In fact, they aren’t really banks at all; they would more correctly be defined as financial intermediaries. They are simply skimming middlepersons with no risk, no investment, and no skin in the game.
What they do is pass other people’s money back and forth, taking a little piece here and a big piece there. Then they select the right balance of good and bad loans to cause the pool to default and buy insurance that also pays them when the bad loans inevitably fail.
They make way more money on defaulted loan pools than they do on those that are performing. They are marketing machines, deliberately putting other people’s money at risk and then betting it won’t be paid back.

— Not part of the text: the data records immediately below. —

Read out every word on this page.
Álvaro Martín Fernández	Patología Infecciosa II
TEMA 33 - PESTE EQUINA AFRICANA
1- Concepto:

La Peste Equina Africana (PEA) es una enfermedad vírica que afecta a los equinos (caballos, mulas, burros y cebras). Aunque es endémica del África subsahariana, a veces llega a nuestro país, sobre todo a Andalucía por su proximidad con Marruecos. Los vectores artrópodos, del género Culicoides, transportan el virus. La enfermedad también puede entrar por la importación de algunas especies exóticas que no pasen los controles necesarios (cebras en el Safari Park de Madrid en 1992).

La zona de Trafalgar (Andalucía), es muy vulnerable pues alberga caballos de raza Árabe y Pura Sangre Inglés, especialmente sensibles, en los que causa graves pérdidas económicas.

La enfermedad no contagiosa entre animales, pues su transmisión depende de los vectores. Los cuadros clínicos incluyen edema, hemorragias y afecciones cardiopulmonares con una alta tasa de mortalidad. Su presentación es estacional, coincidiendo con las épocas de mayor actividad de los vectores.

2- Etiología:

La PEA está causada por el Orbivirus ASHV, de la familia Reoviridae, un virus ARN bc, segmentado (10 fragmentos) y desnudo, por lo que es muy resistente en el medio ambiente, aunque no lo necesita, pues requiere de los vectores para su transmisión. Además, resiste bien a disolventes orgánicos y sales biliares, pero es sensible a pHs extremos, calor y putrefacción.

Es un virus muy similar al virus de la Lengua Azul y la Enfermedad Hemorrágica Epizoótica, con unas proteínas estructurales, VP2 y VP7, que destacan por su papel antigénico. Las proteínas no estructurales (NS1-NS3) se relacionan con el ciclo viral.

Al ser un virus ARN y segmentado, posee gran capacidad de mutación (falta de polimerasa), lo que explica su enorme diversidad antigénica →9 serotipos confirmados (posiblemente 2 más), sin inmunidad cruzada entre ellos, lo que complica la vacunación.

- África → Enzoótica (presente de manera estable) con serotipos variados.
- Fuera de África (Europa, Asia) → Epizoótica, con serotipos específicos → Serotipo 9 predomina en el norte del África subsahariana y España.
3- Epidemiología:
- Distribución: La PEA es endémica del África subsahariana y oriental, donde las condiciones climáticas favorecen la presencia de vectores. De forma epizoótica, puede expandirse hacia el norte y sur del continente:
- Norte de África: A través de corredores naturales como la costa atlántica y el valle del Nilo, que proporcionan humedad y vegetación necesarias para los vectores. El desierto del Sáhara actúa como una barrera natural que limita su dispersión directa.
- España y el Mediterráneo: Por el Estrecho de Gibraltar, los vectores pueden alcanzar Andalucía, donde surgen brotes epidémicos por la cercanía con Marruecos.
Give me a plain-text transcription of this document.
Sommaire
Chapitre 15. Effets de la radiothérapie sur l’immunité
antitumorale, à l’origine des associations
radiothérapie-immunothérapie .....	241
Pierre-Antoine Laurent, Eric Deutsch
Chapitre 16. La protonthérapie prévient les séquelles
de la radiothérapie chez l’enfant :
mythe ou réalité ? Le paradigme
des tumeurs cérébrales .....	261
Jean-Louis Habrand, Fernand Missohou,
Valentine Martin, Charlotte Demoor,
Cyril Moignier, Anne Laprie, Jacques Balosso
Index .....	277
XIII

The only two limiting factors were the number of loans they could originate and assuring that the pools would have a sufficiently high enough number of individual loan defaults to declare the pool in default and collect on the insurance.
This could be achieved, in part, by creating loan products that would expand the market for money, pay higher interest, and have aspects likely to contribute to default.
In addition, by first inflating values and then driving them back down, a rising market allows for more lending; a falling market triggers more defaults. If you could rig both, you would have the perfect storm.
They undertook sophisticated studies to determine exactly what elements would contribute to a default, and then simply designed loan characteristics that would increase the statistical probability of default.
Historically, prior to the explosion of securitization, only about one percent of loans wound up in foreclosure. They couldn’t be certain that people would default in sufficient numbers to collect on the swaps so they designed the loan itself to fail, and then went hunting for people to trick into it.
And the success of their efforts cannot be denied with about 15% of mortgages currently in default, according to the Mortgage Bankers Association, the results speak for themselves.
When you say sub-prime loan, most people think of unqualified borrowers. That’s a total mis-direction. Many people with excellent credit were steered into sub-prime loans. The loan is designed to fail, deliberately targeted in a predatory manner, and represents a fraud upon both the borrower and the investor, neither of whom understand the true intent of the “bank.”
The bigger problem for these “banks” was the very finite number of potential borrowers.
Without debt, these financial intermediaries have nothing to sell and their business model fails. Conversely, the more debt they can sell, the bigger the bonuses. That creates a powerful incentive to package debt of any type by any means necessary.
If they only loaned money to the people who wanted it, there would not have been huge pools of mortgages to aggregate and sell off to investors.